Chegou a hora: ainda somos minoria, mas lugar de mulher é na política

por Luna Zarattini*

Foto: Revista Forum

Nós podemos resistir dentro do sistema político brasileiro, ocupando câmaras e prefeituras país afora

Entramos no mês de março, que promete ser um mês de fortes mobilizações populares contra os retrocessos que estamos vivendo no Brasil. O cenário que enfrentamos é preocupante, com a implementação de um projeto político ultraneoliberal, autoritário e violento, com retirada de direitos.

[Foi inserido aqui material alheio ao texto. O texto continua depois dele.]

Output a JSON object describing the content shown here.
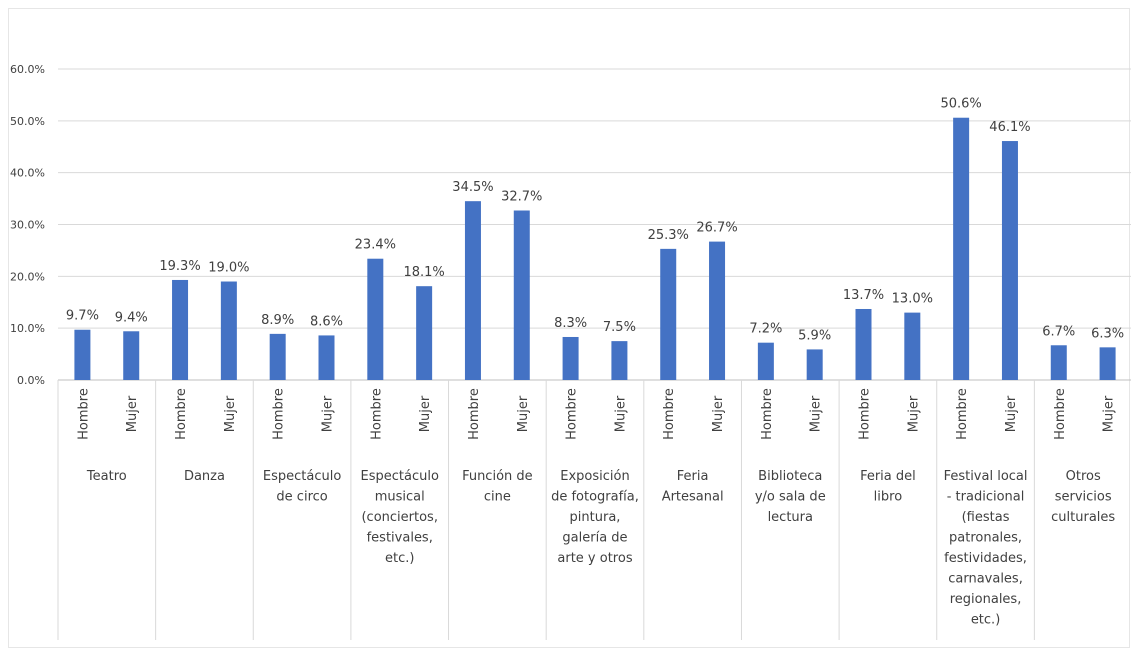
{
  "chart_data": {
    "type": "bar",
    "ylim": [
      0,
      60
    ],
    "y_ticks": [
      "0.0%",
      "10.0%",
      "20.0%",
      "30.0%",
      "40.0%",
      "50.0%",
      "60.0%"
    ],
    "grid": true,
    "bar_color": "#4472c4",
    "groups": [
      {
        "label_lines": [
          "Teatro"
        ],
        "bars": [
          {
            "label": "Hombre",
            "value": 9.7,
            "value_label": "9.7%"
          },
          {
            "label": "Mujer",
            "value": 9.4,
            "value_label": "9.4%"
          }
        ]
      },
      {
        "label_lines": [
          "Danza"
        ],
        "bars": [
          {
            "label": "Hombre",
            "value": 19.3,
            "value_label": "19.3%"
          },
          {
            "label": "Mujer",
            "value": 19.0,
            "value_label": "19.0%"
          }
        ]
      },
      {
        "label_lines": [
          "Espectáculo",
          "de circo"
        ],
        "bars": [
          {
            "label": "Hombre",
            "value": 8.9,
            "value_label": "8.9%"
          },
          {
            "label": "Mujer",
            "value": 8.6,
            "value_label": "8.6%"
          }
        ]
      },
      {
        "label_lines": [
          "Espectáculo",
          "musical",
          "(conciertos,",
          "festivales,",
          "etc.)"
        ],
        "bars": [
          {
            "label": "Hombre",
            "value": 23.4,
            "value_label": "23.4%"
          },
          {
            "label": "Mujer",
            "value": 18.1,
            "value_label": "18.1%"
          }
        ]
      },
      {
        "label_lines": [
          "Función de",
          "cine"
        ],
        "bars": [
          {
            "label": "Hombre",
            "value": 34.5,
            "value_label": "34.5%"
          },
          {
            "label": "Mujer",
            "value": 32.7,
            "value_label": "32.7%"
          }
        ]
      },
      {
        "label_lines": [
          "Exposición",
          "de fotografía,",
          "pintura,",
          "galería de",
          "arte y otros"
        ],
        "bars": [
          {
            "label": "Hombre",
            "value": 8.3,
            "value_label": "8.3%"
          },
          {
            "label": "Mujer",
            "value": 7.5,
            "value_label": "7.5%"
          }
        ]
      },
      {
        "label_lines": [
          "Feria",
          "Artesanal"
        ],
        "bars": [
          {
            "label": "Hombre",
            "value": 25.3,
            "value_label": "25.3%"
          },
          {
            "label": "Mujer",
            "value": 26.7,
            "value_label": "26.7%"
          }
        ]
      },
      {
        "label_lines": [
          "Biblioteca",
          "y/o sala de",
          "lectura"
        ],
        "bars": [
          {
            "label": "Hombre",
            "value": 7.2,
            "value_label": "7.2%"
          },
          {
            "label": "Mujer",
            "value": 5.9,
            "value_label": "5.9%"
          }
        ]
      },
      {
        "label_lines": [
          "Feria del",
          "libro"
        ],
        "bars": [
          {
            "label": "Hombre",
            "value": 13.7,
            "value_label": "13.7%"
          },
          {
            "label": "Mujer",
            "value": 13.0,
            "value_label": "13.0%"
          }
        ]
      },
      {
        "label_lines": [
          "Festival local",
          "- tradicional",
          "(fiestas",
          "patronales,",
          "festividades,",
          "carnavales,",
          "regionales,",
          "etc.)"
        ],
        "bars": [
          {
            "label": "Hombre",
            "value": 50.6,
            "value_label": "50.6%"
          },
          {
            "label": "Mujer",
            "value": 46.1,
            "value_label": "46.1%"
          }
        ]
      },
      {
        "label_lines": [
          "Otros",
          "servicios",
          "culturales"
        ],
        "bars": [
          {
            "label": "Hombre",
            "value": 6.7,
            "value_label": "6.7%"
          },
          {
            "label": "Mujer",
            "value": 6.3,
            "value_label": "6.3%"
          }
        ]
      }
    ]
  }
}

Neste ano, o Dia Internacional de Lutas da Mulher ganha uma importância ainda maior, dada a gravidade do momento político. Somos as mulheres as mais atacadas pelo projeto e pelas palavras de Bolsonaro e seu desgoverno. Os reflexos são sentidos por todo o país.

Em São Paulo, cidade onde vivo, a frieza dos números realça a brutal realidade que enfrentamos diariamente:

Somos 6,2 milhões de mulheres na cidade e 63% das paulistanas já sofreram algum tipo de assédio. Segundo a pesquisa Viver em São Paulo: Mulher apresentada pela Rede Nossa São Paulo, o transporte público é onde as mulheres mais sofrem assédio (43%), seguida do ambiente de trabalho (22%) e ambiente familiar (14%).

A violência contra mulher é generalizada: no ano de 2019 foram registrados 82.233 casos de violência contra mulher na cidade de São Paulo – um aumento de 51% em relação ao ano anterior.

Em média a mulher paulistana recebe 542 reais a menos por mês que os homens da cidade, o que corresponde a um salário 24% inferior.

Todos esses dados nos mostram a urgência de nós, mulheres, adentrarmos na política para transformar nossas realidades. Devemos lembrar das eleições deste ano para as prefeituras e câmaras municipais por todo o Brasil. É necessário engajar as mulheres a serem lideranças desse processo eleitoral e, principalmente, dos próximos quatro anos.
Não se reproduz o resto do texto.